Bergier commission regrets decision to return documents
The Bergier Commission, the panel of independent historians investigating Switzerland's wartime past, has criticised a decision by the government to return company documents to their owners. The Commission's members believe this is a blow to transparency.
The Independent Commission of Experts (ICE) had asked the authorities to archive the more than 100,000 documents collected for research purposes. "Keeping the documents in one central place would have made scrutiny of the Commission's work far easier," said Jakob Tanner, one of its members on Wednesday in Bern.
Another member, Georg Kreis, had doubts whether companies would be prepared to surrender their archives to historians in the future. "Some companies were not very cooperative when it came to opening up their archives," said Kreis.
"The government's decision only reinforces this atmosphere of non-cooperation", he added. "The political climate has changed: a few years ago, the authorities would have made another choice."
The ICE said on Wednesday that its final report would be ready at the end of December.
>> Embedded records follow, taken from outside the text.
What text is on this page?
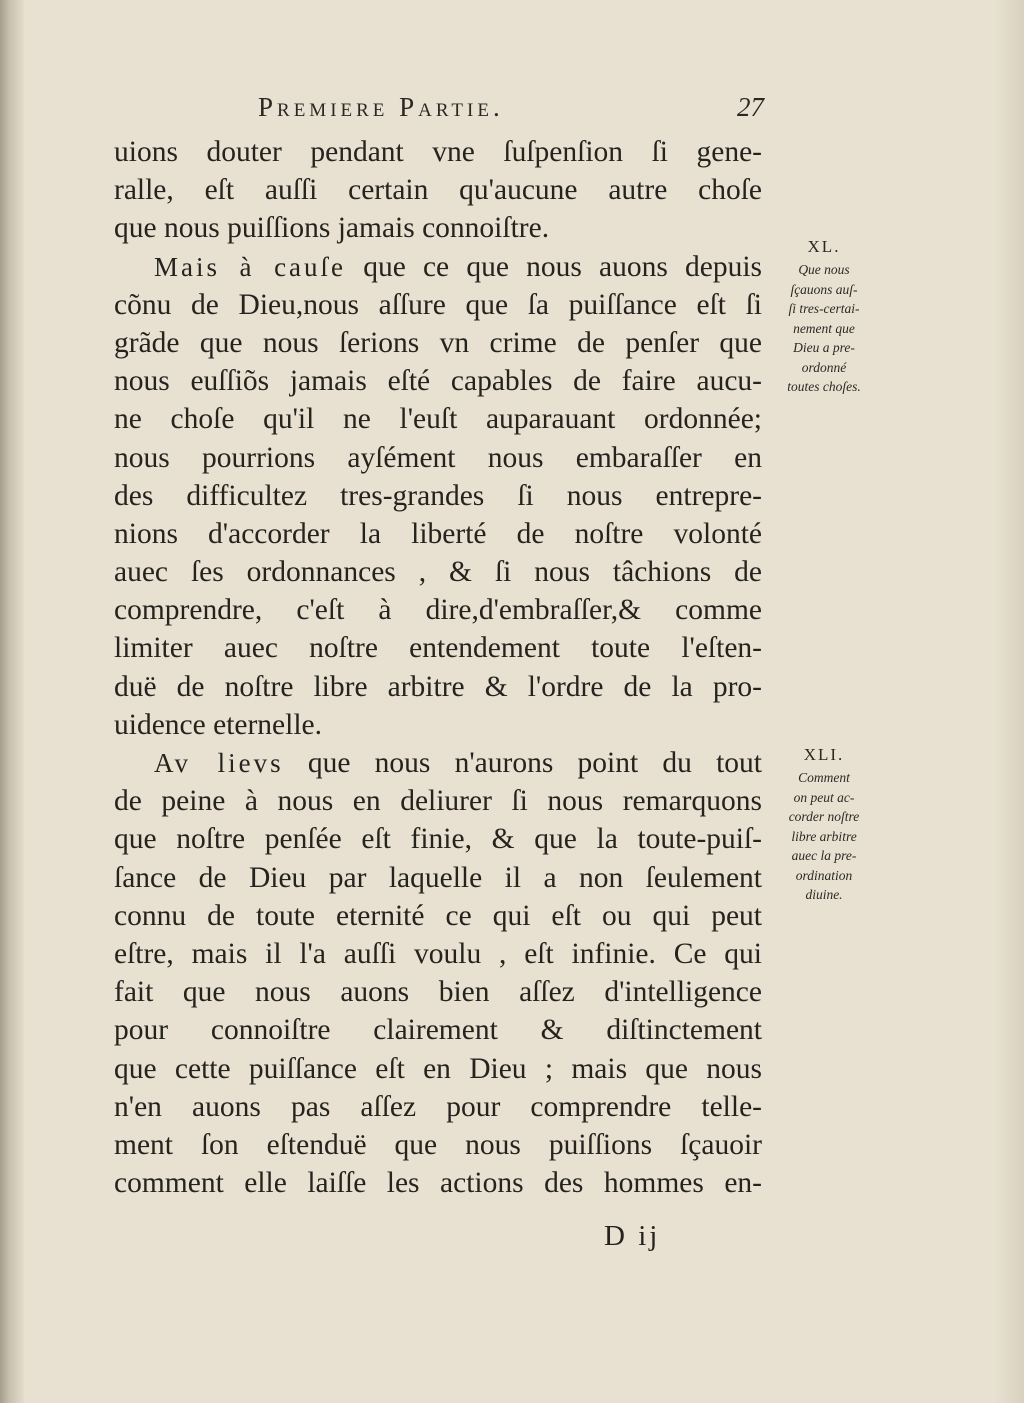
Premiere Partie.	27
uions douter pendant vne ſuſpenſion ſi gene-
ralle, eſt auſſi certain qu'aucune autre choſe
que nous puiſſions jamais connoiſtre.
Mais à cauſe que ce que nous auons depuis
cõnu de Dieu,nous aſſure que ſa puiſſance eſt ſi
grãde que nous ſerions vn crime de penſer que
nous euſſiõs jamais eſté capables de faire aucu-
ne choſe qu'il ne l'euſt auparauant ordonnée;
nous pourrions ayſément nous embaraſſer en
des difficultez tres-grandes ſi nous entrepre-
nions d'accorder la liberté de noſtre volonté
auec ſes ordonnances , & ſi nous tâchions de
comprendre, c'eſt à dire,d'embraſſer,& comme
limiter auec noſtre entendement toute l'eſten-
duë de noſtre libre arbitre & l'ordre de la pro-
uidence eternelle.
Av lievs que nous n'aurons point du tout
de peine à nous en deliurer ſi nous remarquons
que noſtre penſée eſt finie, & que la toute-puiſ-
ſance de Dieu par laquelle il a non ſeulement
connu de toute eternité ce qui eſt ou qui peut
eſtre, mais il l'a auſſi voulu , eſt infinie. Ce qui
fait que nous auons bien aſſez d'intelligence
pour connoiſtre clairement & diſtinctement
que cette puiſſance eſt en Dieu ; mais que nous
n'en auons pas aſſez pour comprendre telle-
ment ſon eſtenduë que nous puiſſions ſçauoir
comment elle laiſſe les actions des hommes en-
XL.
Que nous
ſçauons auſ-
ſi tres-certai-
nement que
Dieu a pre-
ordonné
toutes choſes.
XLI.
Comment
on peut ac-
corder noſtre
libre arbitre
auec la pre-
ordination
diuine.
D ij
However, the report, comprising between 400 and 500 pages, will only be made available to the public in spring 2002.
The commision was set up in 1996 to investigate the size and fate of assets moved to Switzerland before and during the Second World War by both victims and perpetrators of Nazi-era crimes. It was also mandated to investigate Swiss business relations with Nazi Germany and Switzerland's refugee policy.
The commission's mandate expires at the end of this year. It employed up to 60 people at the height of its research programme.
The ICE has already published reports on the trade in gold during the war and on Swiss refugee policy.